At the 1958 election, Branson was elected to a six-year Senate term commencing on 1 July 1959, running in second position on the Liberal ticket. Under the constitutional provisions at the time, his term began immediately as he was deemed to have been elected to fill the remainder of the casual vacancy caused by the death of Harrie Seward. Branson was re-elected at the 1964 election. He chose not to recontest his seat at the 1970 election, with his term expiring on 30 June 1971.

===Political views and controversies===
Branson spoke on a wide range of topics in the Senate. He was active on several Senate committees including as chair of the select committee on air pollution from 1968 to 1969. In 1967 he proposed the creation of a Senate standing committee on privileges, to match the system used in the House of Representatives.
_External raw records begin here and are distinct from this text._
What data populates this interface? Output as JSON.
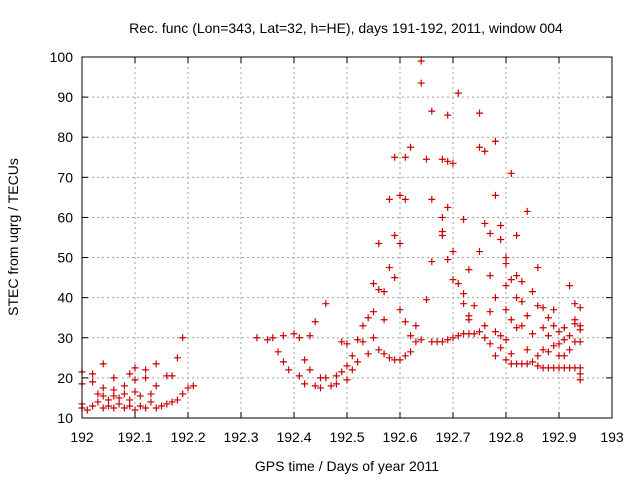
{
  "chart_data": {
    "type": "scatter",
    "title": "Rec. func (Lon=343, Lat=32, h=HE), days 191-192, 2011, window 004",
    "xlabel": "GPS time / Days of year 2011",
    "ylabel": "STEC from uqrg / TECUs",
    "xlim": [
      192,
      193
    ],
    "ylim": [
      10,
      100
    ],
    "xticks": [
      "192",
      "192.1",
      "192.2",
      "192.3",
      "192.4",
      "192.5",
      "192.6",
      "192.7",
      "192.8",
      "192.9",
      "193"
    ],
    "yticks": [
      "10",
      "20",
      "30",
      "40",
      "50",
      "60",
      "70",
      "80",
      "90",
      "100"
    ],
    "grid": true,
    "marker": "plus",
    "series": [
      {
        "color": "#cc0000",
        "points": [
          [
            192.0,
            12.5
          ],
          [
            192.0,
            13.5
          ],
          [
            192.0,
            18.5
          ],
          [
            192.0,
            21.5
          ],
          [
            192.01,
            12.0
          ],
          [
            192.02,
            13.0
          ],
          [
            192.02,
            19.0
          ],
          [
            192.02,
            21.0
          ],
          [
            192.03,
            14.0
          ],
          [
            192.03,
            16.0
          ],
          [
            192.04,
            12.5
          ],
          [
            192.04,
            15.5
          ],
          [
            192.04,
            17.5
          ],
          [
            192.04,
            23.5
          ],
          [
            192.05,
            13.0
          ],
          [
            192.05,
            14.5
          ],
          [
            192.06,
            12.5
          ],
          [
            192.06,
            15.5
          ],
          [
            192.06,
            17.0
          ],
          [
            192.06,
            20.0
          ],
          [
            192.07,
            13.5
          ],
          [
            192.07,
            15.0
          ],
          [
            192.08,
            12.5
          ],
          [
            192.08,
            16.0
          ],
          [
            192.08,
            18.0
          ],
          [
            192.09,
            13.0
          ],
          [
            192.09,
            14.5
          ],
          [
            192.09,
            21.0
          ],
          [
            192.1,
            12.0
          ],
          [
            192.1,
            16.5
          ],
          [
            192.1,
            19.5
          ],
          [
            192.1,
            22.5
          ],
          [
            192.11,
            13.0
          ],
          [
            192.11,
            15.5
          ],
          [
            192.12,
            12.5
          ],
          [
            192.12,
            20.0
          ],
          [
            192.12,
            22.0
          ],
          [
            192.13,
            14.0
          ],
          [
            192.13,
            16.0
          ],
          [
            192.14,
            12.5
          ],
          [
            192.14,
            18.0
          ],
          [
            192.14,
            23.5
          ],
          [
            192.15,
            13.0
          ],
          [
            192.16,
            13.5
          ],
          [
            192.16,
            20.5
          ],
          [
            192.17,
            14.0
          ],
          [
            192.17,
            20.5
          ],
          [
            192.18,
            14.5
          ],
          [
            192.18,
            25.0
          ],
          [
            192.19,
            16.0
          ],
          [
            192.19,
            30.0
          ],
          [
            192.2,
            17.5
          ],
          [
            192.21,
            18.0
          ],
          [
            192.33,
            30.0
          ],
          [
            192.35,
            29.5
          ],
          [
            192.36,
            30.0
          ],
          [
            192.37,
            26.5
          ],
          [
            192.38,
            24.0
          ],
          [
            192.38,
            30.5
          ],
          [
            192.39,
            22.0
          ],
          [
            192.4,
            31.0
          ],
          [
            192.41,
            20.5
          ],
          [
            192.41,
            30.0
          ],
          [
            192.42,
            18.5
          ],
          [
            192.42,
            24.5
          ],
          [
            192.43,
            30.5
          ],
          [
            192.43,
            22.0
          ],
          [
            192.44,
            18.0
          ],
          [
            192.44,
            34.0
          ],
          [
            192.45,
            17.5
          ],
          [
            192.45,
            20.0
          ],
          [
            192.46,
            38.5
          ],
          [
            192.46,
            20.0
          ],
          [
            192.47,
            18.0
          ],
          [
            192.48,
            18.5
          ],
          [
            192.48,
            20.5
          ],
          [
            192.49,
            21.5
          ],
          [
            192.49,
            29.0
          ],
          [
            192.5,
            19.5
          ],
          [
            192.5,
            23.0
          ],
          [
            192.5,
            28.5
          ],
          [
            192.51,
            22.0
          ],
          [
            192.51,
            25.5
          ],
          [
            192.52,
            24.0
          ],
          [
            192.52,
            29.5
          ],
          [
            192.53,
            29.0
          ],
          [
            192.53,
            33.0
          ],
          [
            192.54,
            26.0
          ],
          [
            192.54,
            35.0
          ],
          [
            192.55,
            30.0
          ],
          [
            192.55,
            36.5
          ],
          [
            192.55,
            43.5
          ],
          [
            192.56,
            27.0
          ],
          [
            192.56,
            42.0
          ],
          [
            192.56,
            53.5
          ],
          [
            192.57,
            26.0
          ],
          [
            192.57,
            34.5
          ],
          [
            192.57,
            41.5
          ],
          [
            192.58,
            25.0
          ],
          [
            192.58,
            47.5
          ],
          [
            192.58,
            64.5
          ],
          [
            192.59,
            24.5
          ],
          [
            192.59,
            45.0
          ],
          [
            192.59,
            55.5
          ],
          [
            192.59,
            75.0
          ],
          [
            192.6,
            24.5
          ],
          [
            192.6,
            37.0
          ],
          [
            192.6,
            53.5
          ],
          [
            192.6,
            65.5
          ],
          [
            192.61,
            25.5
          ],
          [
            192.61,
            34.0
          ],
          [
            192.61,
            64.5
          ],
          [
            192.61,
            75.0
          ],
          [
            192.62,
            26.5
          ],
          [
            192.62,
            30.5
          ],
          [
            192.62,
            77.5
          ],
          [
            192.63,
            29.0
          ],
          [
            192.63,
            33.0
          ],
          [
            192.64,
            99.0
          ],
          [
            192.64,
            93.5
          ],
          [
            192.64,
            29.5
          ],
          [
            192.65,
            39.5
          ],
          [
            192.65,
            74.5
          ],
          [
            192.66,
            29.0
          ],
          [
            192.66,
            49.0
          ],
          [
            192.66,
            64.5
          ],
          [
            192.66,
            86.5
          ],
          [
            192.67,
            29.0
          ],
          [
            192.68,
            29.0
          ],
          [
            192.68,
            55.5
          ],
          [
            192.68,
            56.5
          ],
          [
            192.68,
            60.0
          ],
          [
            192.68,
            74.5
          ],
          [
            192.69,
            29.5
          ],
          [
            192.69,
            49.5
          ],
          [
            192.69,
            62.5
          ],
          [
            192.69,
            74.0
          ],
          [
            192.69,
            85.5
          ],
          [
            192.7,
            30.0
          ],
          [
            192.7,
            44.5
          ],
          [
            192.7,
            51.5
          ],
          [
            192.7,
            73.5
          ],
          [
            192.71,
            30.5
          ],
          [
            192.71,
            43.5
          ],
          [
            192.71,
            91.0
          ],
          [
            192.72,
            31.0
          ],
          [
            192.72,
            38.5
          ],
          [
            192.72,
            41.0
          ],
          [
            192.72,
            59.5
          ],
          [
            192.73,
            31.0
          ],
          [
            192.73,
            34.5
          ],
          [
            192.73,
            35.5
          ],
          [
            192.73,
            47.0
          ],
          [
            192.74,
            31.0
          ],
          [
            192.74,
            38.0
          ],
          [
            192.75,
            31.5
          ],
          [
            192.75,
            51.5
          ],
          [
            192.75,
            77.5
          ],
          [
            192.75,
            86.0
          ],
          [
            192.76,
            30.0
          ],
          [
            192.76,
            33.0
          ],
          [
            192.76,
            58.5
          ],
          [
            192.76,
            76.5
          ],
          [
            192.77,
            28.5
          ],
          [
            192.77,
            36.5
          ],
          [
            192.77,
            45.5
          ],
          [
            192.77,
            56.0
          ],
          [
            192.78,
            25.5
          ],
          [
            192.78,
            31.5
          ],
          [
            192.78,
            40.0
          ],
          [
            192.78,
            65.5
          ],
          [
            192.78,
            79.0
          ],
          [
            192.79,
            27.5
          ],
          [
            192.79,
            30.5
          ],
          [
            192.79,
            54.5
          ],
          [
            192.79,
            58.0
          ],
          [
            192.8,
            24.5
          ],
          [
            192.8,
            29.5
          ],
          [
            192.8,
            37.0
          ],
          [
            192.8,
            43.0
          ],
          [
            192.8,
            48.5
          ],
          [
            192.8,
            50.0
          ],
          [
            192.81,
            23.5
          ],
          [
            192.81,
            26.0
          ],
          [
            192.81,
            34.5
          ],
          [
            192.81,
            44.5
          ],
          [
            192.81,
            71.0
          ],
          [
            192.82,
            23.5
          ],
          [
            192.82,
            32.5
          ],
          [
            192.82,
            40.0
          ],
          [
            192.82,
            45.5
          ],
          [
            192.82,
            55.5
          ],
          [
            192.83,
            23.5
          ],
          [
            192.83,
            33.0
          ],
          [
            192.83,
            39.0
          ],
          [
            192.83,
            44.0
          ],
          [
            192.84,
            23.5
          ],
          [
            192.84,
            27.0
          ],
          [
            192.84,
            35.5
          ],
          [
            192.84,
            61.5
          ],
          [
            192.85,
            24.0
          ],
          [
            192.85,
            31.0
          ],
          [
            192.85,
            41.5
          ],
          [
            192.86,
            23.0
          ],
          [
            192.86,
            25.5
          ],
          [
            192.86,
            38.0
          ],
          [
            192.86,
            47.5
          ],
          [
            192.87,
            22.5
          ],
          [
            192.87,
            27.0
          ],
          [
            192.87,
            32.5
          ],
          [
            192.87,
            37.5
          ],
          [
            192.88,
            22.5
          ],
          [
            192.88,
            26.5
          ],
          [
            192.88,
            30.5
          ],
          [
            192.88,
            35.0
          ],
          [
            192.89,
            22.5
          ],
          [
            192.89,
            28.0
          ],
          [
            192.89,
            33.0
          ],
          [
            192.89,
            37.0
          ],
          [
            192.9,
            22.5
          ],
          [
            192.9,
            25.5
          ],
          [
            192.9,
            28.5
          ],
          [
            192.9,
            31.5
          ],
          [
            192.91,
            22.5
          ],
          [
            192.91,
            25.5
          ],
          [
            192.91,
            29.5
          ],
          [
            192.91,
            32.5
          ],
          [
            192.92,
            22.5
          ],
          [
            192.92,
            27.0
          ],
          [
            192.92,
            30.5
          ],
          [
            192.92,
            43.0
          ],
          [
            192.93,
            22.5
          ],
          [
            192.93,
            29.0
          ],
          [
            192.93,
            33.5
          ],
          [
            192.93,
            34.5
          ],
          [
            192.93,
            38.5
          ],
          [
            192.94,
            19.5
          ],
          [
            192.94,
            21.0
          ],
          [
            192.94,
            22.5
          ],
          [
            192.94,
            29.0
          ],
          [
            192.94,
            32.0
          ],
          [
            192.94,
            33.0
          ],
          [
            192.94,
            37.5
          ]
        ]
      }
    ]
  }
}
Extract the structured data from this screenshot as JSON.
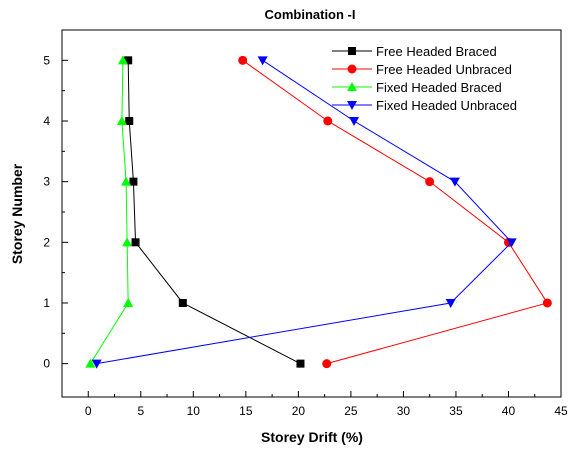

His proposal was adopted and he subsequently became an inaugural member of the committee. However, he resigned from the privileges committee in 1971 to protest the government's refusal to allow the committee to investigate leaks from an inquiry of the Select Committee on Drug Trafficking and Drug Abuse in Australia, of which he was a member.

Branson was known as a political conservative, although he supported the legalisation of marijuana. He lobbied for the introduction of broadcast relay stations to provide for better television coverage in regional Western Australia, which occurred when the Menzies government amended the Broadcasting and Television Act 1942 in 1963. Branson crossed the floor on four occasions during his tenure. In 1966 he crossed the floor to vote against proposed amendments to the filling of casual vacancies in the Senate and in 1967 he voted in favour of a motion of dissent against a ruling by Senate president Alister McMullin, preventing ministers from terminating question time in the Senate without a vote.

In November 1964, Branson alleged in the Senate that two Australian Labor Party (ALP) ministers had considered making a separate peace with Japan during World War II. He later specified that H. V. Evatt and Eddie Ward were the ministers involved and that this information had been provided by an unnamed informant. Branson's remarks caused considerable controversy and he was publicly rebuked by both the ALP and by Prime Minister Robert Menzies. He withdrew his allegations a few days later and publicly apologised in the Senate, stating that his source had refused permission to be named.

After he left the Senate, Branson remained active in politics for several years. In March 1976 he and Liberal minister Vic Garland were charged by the Commonwealth Police with offences against the Commonwealth Electoral Act 1918. They were alleged to have paid $500 to cover the electoral expenses of Michael Cavanough, an independent Senate candidate in the Australian Capital Territory (ACT), on the condition that he direct his preferences to the Liberal candidate John Knight. Garland and Branson denied that they had engaged in bribery, as they were of the belief that Cavanough had already agreed to give his preferences to Knight. The charges were dismissed at a committal hearing in the Magistrates Court of the Australian Capital Territory, with the chief magistrate stating that there was a prima facie case against the pair but that "a jury properly directed would not convict the defendants". The Canberra Times was critical of the decision to discharge the defendants without a trial, stating that it left doubt as to the legality of their conduct and deprived them of the vindication of an acquittal.

==Personal life==
In 1940, Branson married Isla Burlinson, with whom he had four sons. He divorced in 1973 and in the same year remarried to Hannelore Zimmermann, a German immigrant. In 1989 they retired to Wanneroo, Western Australia. He died on 27 January 1999, aged 81.